The Story Behind the Recovered Voices Project

One of today’s preeminent conductors, James Conlon has cultivated a vast symphonic, operatic and choral repertoire, and has developed enduring relationships with many of the world’s most prestigious symphony orchestras and opera houses. Since his New York Philharmonic debut in 1974, Conlon has appeared as a guest conductor with virtually every major North American and European orchestra and has been guest conductor at the Metropolitan Opera for more than 20 years. He is music director of the Los Angeles Opera; music director of the Ravinia Festival, the summer home of the Chicago Symphony Orchestra; and has been music director of the Cincinnati May Festival since 1979. In an effort to raise public consciousness to the significance of works by composers whose lives and compositions were suppressed by the Nazi regime, Conlon has devoted himself to extensive programming of this music in North America and Europe through the Recovered Voices Project.

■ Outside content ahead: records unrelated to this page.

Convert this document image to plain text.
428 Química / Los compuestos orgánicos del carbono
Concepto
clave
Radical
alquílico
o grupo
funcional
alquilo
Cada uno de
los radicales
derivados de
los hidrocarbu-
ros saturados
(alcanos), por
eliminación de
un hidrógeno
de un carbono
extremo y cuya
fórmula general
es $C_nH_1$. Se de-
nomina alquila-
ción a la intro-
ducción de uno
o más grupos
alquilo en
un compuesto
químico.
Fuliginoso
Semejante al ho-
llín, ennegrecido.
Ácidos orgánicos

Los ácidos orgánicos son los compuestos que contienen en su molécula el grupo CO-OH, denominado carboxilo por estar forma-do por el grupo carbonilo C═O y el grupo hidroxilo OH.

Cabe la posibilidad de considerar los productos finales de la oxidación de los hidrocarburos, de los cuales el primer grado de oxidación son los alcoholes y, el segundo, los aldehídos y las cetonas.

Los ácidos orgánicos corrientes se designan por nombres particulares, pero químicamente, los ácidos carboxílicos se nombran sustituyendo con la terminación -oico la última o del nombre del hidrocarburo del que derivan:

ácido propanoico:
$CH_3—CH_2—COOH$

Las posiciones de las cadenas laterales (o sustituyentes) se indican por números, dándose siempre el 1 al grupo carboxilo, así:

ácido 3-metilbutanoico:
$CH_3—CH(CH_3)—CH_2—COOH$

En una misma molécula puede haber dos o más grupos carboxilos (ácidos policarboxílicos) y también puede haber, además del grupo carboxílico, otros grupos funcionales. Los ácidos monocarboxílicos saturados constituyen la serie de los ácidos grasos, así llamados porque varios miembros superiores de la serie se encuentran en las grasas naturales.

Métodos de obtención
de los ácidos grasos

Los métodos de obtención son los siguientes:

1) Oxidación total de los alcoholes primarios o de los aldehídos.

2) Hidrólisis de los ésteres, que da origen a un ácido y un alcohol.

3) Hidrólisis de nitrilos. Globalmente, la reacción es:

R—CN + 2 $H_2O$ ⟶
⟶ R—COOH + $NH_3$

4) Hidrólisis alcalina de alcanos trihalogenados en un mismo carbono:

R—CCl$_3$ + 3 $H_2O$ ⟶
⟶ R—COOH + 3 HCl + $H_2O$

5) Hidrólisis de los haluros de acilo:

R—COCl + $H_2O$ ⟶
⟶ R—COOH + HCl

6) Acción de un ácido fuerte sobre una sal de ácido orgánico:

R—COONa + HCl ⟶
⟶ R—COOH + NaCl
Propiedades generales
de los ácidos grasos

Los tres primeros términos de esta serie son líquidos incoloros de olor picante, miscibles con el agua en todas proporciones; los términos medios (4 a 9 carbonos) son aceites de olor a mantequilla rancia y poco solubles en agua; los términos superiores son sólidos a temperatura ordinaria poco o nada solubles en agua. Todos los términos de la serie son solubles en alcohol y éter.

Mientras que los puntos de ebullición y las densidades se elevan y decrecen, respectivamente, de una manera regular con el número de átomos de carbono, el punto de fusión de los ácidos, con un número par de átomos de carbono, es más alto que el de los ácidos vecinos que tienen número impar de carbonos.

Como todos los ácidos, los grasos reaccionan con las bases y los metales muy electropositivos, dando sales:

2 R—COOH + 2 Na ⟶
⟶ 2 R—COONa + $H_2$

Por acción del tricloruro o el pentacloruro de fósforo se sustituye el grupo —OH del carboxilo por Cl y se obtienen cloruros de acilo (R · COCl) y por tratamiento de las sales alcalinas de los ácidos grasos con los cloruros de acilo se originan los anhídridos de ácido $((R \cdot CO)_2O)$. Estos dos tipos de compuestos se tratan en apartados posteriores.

Patricia Williams and Fred Barnes

Election 2008: Predictions and Analysis

The 2008 United States Presidential election took on an historic tone even before nominees were selected. Patricia Williams, the James L. Dohr Professor of Law at Columbia University School of Law, and Fred Barnes, co-founder and executive editor of The Weekly Standard and co-host of “The Beltway Boys” on FOX News, will discuss the election process, the impact of the high-profile candidacies of Democratic nominee Barack Obama and Hillary Clinton, and the message that was conveyed by the millions of first-time voters who came out for the Democratic primaries. Williams and Barnes will also offer analysis on the campaigns of Obama and Republican nominee John McCain, and their predictions on multiple facets of the Nov. 4 general election.

Patricia Williams and Fred Barnes “Election 2008: Predictions and Analysis” A roundtable discussion moderated by Professor Arthur Brooks.


Ishmael Beah

The Making, and Unmaking, of a Boy Soldier

Ishmael Beah’s childhood effectively ended at age 12, when he fled attacking rebels in his war-torn homeland of Sierra Leone. Within a year, he was forced into service as a child soldier for the government army, where he found himself capable of performing truly horrific acts.  After being relocated to a UNICEF rehabilitation center at age 16, Beah was finally able to begin to heal and gain his life—and his humanity—back. His gripping memoir, “A Long Way Gone: Memoirs of a Boy Soldier” (Farrar, Straus and Giroux, 2007) is SU’s Shared Reading Program selection for 2008.